I'm new to the board and was wondering if some of you could help me out buying a combo. I'm basically looking for the best rod/reel combo to fish the beach shore under 100 dollars. I've looked around cabelas and bass pro and have read up on some, but I'm looking for more of a local and experienced opinion. Any advice would be greatly appreciated. Thanks.


----------



## BullDawg (Mar 5, 2011)

Give Outcast Bait and Tackle a call or Hot Spots either one of them would be more than happy to help you. They are both very friendly and affordable!


----------



## cnm606 (Mar 12, 2011)

Thanks for the response. I'm not actually in the pensacola area right now so I was looking to find something online. Any other suggestions would be great.


----------



## FishnGator (May 1, 2008)

15ft Offshore Angler Rod with a Daiwa Emcast Sport spinning reel.
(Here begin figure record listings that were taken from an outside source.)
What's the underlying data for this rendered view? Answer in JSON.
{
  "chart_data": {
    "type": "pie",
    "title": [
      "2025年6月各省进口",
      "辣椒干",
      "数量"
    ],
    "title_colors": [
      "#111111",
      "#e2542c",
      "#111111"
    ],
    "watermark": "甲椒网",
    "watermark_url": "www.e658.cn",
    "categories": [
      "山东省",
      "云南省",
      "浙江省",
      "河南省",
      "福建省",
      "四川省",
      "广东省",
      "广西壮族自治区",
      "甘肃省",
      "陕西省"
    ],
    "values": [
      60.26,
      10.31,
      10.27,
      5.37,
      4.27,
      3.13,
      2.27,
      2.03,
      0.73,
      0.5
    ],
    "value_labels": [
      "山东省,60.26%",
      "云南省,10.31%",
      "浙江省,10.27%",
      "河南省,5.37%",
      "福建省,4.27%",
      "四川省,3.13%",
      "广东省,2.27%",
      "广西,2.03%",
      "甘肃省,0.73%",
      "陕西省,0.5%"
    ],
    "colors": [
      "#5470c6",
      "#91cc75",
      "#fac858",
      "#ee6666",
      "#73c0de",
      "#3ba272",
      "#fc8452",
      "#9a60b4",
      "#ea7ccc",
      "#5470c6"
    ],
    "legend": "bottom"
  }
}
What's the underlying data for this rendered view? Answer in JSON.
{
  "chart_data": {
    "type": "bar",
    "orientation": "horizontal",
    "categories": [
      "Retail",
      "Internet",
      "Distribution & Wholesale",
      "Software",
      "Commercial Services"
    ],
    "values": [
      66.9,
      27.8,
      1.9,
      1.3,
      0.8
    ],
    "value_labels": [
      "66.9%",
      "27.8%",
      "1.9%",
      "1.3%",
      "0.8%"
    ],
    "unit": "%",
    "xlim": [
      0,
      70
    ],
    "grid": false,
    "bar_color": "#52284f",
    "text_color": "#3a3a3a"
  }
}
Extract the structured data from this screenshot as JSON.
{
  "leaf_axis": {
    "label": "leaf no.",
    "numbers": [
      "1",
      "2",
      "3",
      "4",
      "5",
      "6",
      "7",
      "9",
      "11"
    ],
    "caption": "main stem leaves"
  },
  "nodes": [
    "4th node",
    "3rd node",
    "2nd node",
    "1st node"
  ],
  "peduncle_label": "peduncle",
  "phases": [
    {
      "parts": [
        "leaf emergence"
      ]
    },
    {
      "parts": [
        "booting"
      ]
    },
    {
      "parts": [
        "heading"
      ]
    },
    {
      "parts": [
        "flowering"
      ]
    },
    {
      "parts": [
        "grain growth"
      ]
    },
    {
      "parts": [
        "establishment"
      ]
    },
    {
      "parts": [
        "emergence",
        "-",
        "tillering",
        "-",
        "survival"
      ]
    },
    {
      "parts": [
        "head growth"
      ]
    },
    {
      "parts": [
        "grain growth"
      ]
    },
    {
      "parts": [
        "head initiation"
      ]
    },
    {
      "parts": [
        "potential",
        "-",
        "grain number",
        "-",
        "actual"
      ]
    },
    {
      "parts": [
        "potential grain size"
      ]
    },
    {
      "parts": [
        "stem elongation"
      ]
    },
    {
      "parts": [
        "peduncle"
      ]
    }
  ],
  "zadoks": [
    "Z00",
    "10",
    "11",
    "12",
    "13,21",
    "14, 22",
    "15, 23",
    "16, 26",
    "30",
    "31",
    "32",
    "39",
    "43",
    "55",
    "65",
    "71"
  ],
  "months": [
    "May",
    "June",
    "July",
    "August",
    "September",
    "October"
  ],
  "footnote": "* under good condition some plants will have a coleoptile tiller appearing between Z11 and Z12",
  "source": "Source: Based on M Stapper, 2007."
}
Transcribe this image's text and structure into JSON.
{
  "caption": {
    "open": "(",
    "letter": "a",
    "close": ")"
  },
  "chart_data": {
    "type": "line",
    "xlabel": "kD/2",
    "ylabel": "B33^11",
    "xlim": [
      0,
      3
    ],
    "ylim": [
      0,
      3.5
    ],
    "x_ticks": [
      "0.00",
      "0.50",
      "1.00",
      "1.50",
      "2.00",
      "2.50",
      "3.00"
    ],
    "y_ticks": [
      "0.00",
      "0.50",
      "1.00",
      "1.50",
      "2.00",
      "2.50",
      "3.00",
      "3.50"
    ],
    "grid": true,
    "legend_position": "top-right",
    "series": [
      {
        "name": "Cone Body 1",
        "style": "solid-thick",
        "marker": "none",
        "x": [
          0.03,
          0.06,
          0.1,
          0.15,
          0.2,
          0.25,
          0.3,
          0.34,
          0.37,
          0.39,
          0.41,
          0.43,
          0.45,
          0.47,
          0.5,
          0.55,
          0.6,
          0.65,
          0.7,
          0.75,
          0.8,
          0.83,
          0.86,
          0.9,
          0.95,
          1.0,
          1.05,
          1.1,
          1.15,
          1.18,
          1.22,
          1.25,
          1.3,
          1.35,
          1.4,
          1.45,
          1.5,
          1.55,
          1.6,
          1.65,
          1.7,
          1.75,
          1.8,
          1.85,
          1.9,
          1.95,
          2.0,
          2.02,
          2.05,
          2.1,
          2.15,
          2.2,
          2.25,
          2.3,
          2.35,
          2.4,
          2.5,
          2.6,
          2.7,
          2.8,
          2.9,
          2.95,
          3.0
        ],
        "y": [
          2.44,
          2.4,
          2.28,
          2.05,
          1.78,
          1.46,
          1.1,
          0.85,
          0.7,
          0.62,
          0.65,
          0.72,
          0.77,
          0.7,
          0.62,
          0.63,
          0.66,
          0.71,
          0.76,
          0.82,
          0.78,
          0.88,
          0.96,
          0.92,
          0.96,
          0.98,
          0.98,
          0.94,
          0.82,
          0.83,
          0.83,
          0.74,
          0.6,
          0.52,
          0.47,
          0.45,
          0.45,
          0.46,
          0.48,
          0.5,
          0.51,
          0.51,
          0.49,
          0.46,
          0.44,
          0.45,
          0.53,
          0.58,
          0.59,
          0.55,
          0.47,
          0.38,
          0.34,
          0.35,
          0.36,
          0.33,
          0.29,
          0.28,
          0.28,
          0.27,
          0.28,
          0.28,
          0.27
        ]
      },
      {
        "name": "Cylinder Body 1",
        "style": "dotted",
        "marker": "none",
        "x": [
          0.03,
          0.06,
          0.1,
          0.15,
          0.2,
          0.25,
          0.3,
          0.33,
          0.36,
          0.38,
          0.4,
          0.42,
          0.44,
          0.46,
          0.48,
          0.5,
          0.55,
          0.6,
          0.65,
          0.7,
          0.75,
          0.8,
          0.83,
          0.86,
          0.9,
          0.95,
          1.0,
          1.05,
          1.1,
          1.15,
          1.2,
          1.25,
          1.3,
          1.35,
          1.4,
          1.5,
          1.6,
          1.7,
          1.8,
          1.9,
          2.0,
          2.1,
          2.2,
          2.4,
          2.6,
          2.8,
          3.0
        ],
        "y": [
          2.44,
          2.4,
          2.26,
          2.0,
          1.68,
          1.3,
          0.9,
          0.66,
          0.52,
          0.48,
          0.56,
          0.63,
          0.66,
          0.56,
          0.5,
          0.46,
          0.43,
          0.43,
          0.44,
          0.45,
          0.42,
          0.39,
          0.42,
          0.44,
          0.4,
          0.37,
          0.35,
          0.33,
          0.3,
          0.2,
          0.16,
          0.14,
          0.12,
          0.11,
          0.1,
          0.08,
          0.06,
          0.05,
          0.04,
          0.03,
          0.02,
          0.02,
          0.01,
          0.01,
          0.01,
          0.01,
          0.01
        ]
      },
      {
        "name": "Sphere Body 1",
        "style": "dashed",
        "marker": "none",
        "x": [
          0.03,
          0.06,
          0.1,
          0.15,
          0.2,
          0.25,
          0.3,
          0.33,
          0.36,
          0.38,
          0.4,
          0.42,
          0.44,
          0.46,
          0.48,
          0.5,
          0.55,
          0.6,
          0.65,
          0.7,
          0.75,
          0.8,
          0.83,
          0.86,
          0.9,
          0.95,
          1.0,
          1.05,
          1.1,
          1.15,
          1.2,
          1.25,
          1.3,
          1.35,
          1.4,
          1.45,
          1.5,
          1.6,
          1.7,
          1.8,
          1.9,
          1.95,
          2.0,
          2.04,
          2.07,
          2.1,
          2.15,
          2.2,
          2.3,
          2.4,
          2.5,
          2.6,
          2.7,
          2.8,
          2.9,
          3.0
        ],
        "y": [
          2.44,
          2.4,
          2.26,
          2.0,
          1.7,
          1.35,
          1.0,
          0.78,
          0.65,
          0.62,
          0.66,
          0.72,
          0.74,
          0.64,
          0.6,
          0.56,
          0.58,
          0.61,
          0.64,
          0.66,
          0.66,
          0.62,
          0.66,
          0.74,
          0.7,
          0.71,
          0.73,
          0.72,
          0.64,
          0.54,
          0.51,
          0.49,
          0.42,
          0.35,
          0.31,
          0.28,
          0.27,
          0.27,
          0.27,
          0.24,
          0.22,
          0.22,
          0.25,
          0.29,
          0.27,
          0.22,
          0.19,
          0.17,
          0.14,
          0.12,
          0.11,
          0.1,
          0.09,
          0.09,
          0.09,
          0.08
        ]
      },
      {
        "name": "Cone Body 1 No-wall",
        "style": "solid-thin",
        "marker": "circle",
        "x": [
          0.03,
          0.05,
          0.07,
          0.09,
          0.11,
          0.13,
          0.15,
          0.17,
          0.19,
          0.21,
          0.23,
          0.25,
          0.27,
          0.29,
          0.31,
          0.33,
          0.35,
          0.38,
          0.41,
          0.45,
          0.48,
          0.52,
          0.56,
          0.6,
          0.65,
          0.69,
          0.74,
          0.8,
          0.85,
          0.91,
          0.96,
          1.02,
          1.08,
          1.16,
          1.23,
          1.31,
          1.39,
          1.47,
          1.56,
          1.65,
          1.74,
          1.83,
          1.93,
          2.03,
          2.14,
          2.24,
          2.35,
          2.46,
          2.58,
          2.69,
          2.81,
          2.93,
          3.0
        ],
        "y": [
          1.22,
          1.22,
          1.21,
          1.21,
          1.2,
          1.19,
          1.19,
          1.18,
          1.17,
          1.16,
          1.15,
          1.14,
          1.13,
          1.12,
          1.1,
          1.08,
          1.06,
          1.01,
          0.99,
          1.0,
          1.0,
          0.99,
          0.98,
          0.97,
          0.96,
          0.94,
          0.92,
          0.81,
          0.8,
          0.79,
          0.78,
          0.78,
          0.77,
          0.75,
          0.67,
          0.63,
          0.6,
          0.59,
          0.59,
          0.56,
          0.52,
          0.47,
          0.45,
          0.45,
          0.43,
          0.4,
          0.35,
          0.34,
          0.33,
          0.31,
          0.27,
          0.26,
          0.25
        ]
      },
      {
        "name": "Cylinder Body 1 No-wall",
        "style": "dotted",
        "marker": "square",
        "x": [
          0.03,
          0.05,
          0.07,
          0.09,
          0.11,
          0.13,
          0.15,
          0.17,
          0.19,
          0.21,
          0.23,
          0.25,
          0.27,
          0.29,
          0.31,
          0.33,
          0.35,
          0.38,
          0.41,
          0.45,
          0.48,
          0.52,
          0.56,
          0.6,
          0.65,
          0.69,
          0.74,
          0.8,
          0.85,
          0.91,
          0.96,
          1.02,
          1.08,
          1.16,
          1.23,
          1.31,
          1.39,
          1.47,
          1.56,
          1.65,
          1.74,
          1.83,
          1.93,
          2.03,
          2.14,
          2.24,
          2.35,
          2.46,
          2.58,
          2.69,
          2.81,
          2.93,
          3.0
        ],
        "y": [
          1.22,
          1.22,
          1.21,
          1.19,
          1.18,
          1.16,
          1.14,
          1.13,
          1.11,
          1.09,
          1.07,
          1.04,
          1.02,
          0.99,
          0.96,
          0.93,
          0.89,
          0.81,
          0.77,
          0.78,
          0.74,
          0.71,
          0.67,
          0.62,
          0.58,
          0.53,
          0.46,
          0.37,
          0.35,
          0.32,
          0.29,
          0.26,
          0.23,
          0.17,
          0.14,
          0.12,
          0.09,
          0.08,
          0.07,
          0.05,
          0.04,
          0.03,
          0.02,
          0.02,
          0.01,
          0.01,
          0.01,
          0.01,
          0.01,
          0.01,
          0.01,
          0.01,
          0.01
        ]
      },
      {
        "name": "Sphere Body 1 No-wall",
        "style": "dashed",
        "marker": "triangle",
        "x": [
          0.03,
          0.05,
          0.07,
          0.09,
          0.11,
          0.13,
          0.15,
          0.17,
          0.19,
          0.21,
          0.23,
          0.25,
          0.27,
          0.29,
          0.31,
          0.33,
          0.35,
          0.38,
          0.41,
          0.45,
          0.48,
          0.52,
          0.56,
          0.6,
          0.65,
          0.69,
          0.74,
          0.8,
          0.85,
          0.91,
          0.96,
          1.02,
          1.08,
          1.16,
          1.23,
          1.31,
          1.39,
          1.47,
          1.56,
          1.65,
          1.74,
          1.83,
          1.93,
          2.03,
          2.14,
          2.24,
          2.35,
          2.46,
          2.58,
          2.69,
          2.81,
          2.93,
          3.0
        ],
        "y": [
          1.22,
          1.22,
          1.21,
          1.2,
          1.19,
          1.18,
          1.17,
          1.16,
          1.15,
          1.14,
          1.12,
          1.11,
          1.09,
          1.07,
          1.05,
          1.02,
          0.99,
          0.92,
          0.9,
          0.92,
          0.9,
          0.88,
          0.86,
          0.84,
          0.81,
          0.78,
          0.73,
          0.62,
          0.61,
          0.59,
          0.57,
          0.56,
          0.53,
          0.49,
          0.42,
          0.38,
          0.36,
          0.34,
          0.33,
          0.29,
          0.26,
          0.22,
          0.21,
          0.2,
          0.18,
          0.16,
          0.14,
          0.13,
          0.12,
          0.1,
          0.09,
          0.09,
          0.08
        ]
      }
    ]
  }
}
Should run just under $100.


----------



## cnm606 (Mar 12, 2011)

Thanks for the response. Any suggestion for line?


----------



## Bump_N_Twitch (Mar 4, 2011)

#50 powerpro backed with mono?


----------



## cnm606 (Mar 12, 2011)

So when you back the line with mono, what lb test would you use and how much of it would you use? I'm still kind of confused about the whole backing with mono thing. I'm new to this and I'm very appreciative of the info yall are giving me.


----------



## Austin (Sep 30, 2007)

You don't need much backing, but it depends on how much power pro you spool on. Mono backing is basically used to grip the spool due to power pro having no stretch. If you want to spool up with power pro only, a strip of tape before you spool up will do the trick. But full spool of power pro is pricey.


----------



## Bump_N_Twitch (Mar 4, 2011)

just do a couple turns of mono. maybe 30-40 yards


----------



## cnm606 (Mar 12, 2011)

Makes a lot of sense. Thanks a lot.


----------



## cnm606 (Mar 12, 2011)

So if I were to get the Daiwa reel mentioned above, and it's rated for 320 yds. of 25 lb test, how many yards of the 50 lb power pro would fit on there? Because braided lines are a lot smaller right?


----------



## Bump_N_Twitch (Mar 4, 2011)

right. it is, but im not sure how much smaller.


----------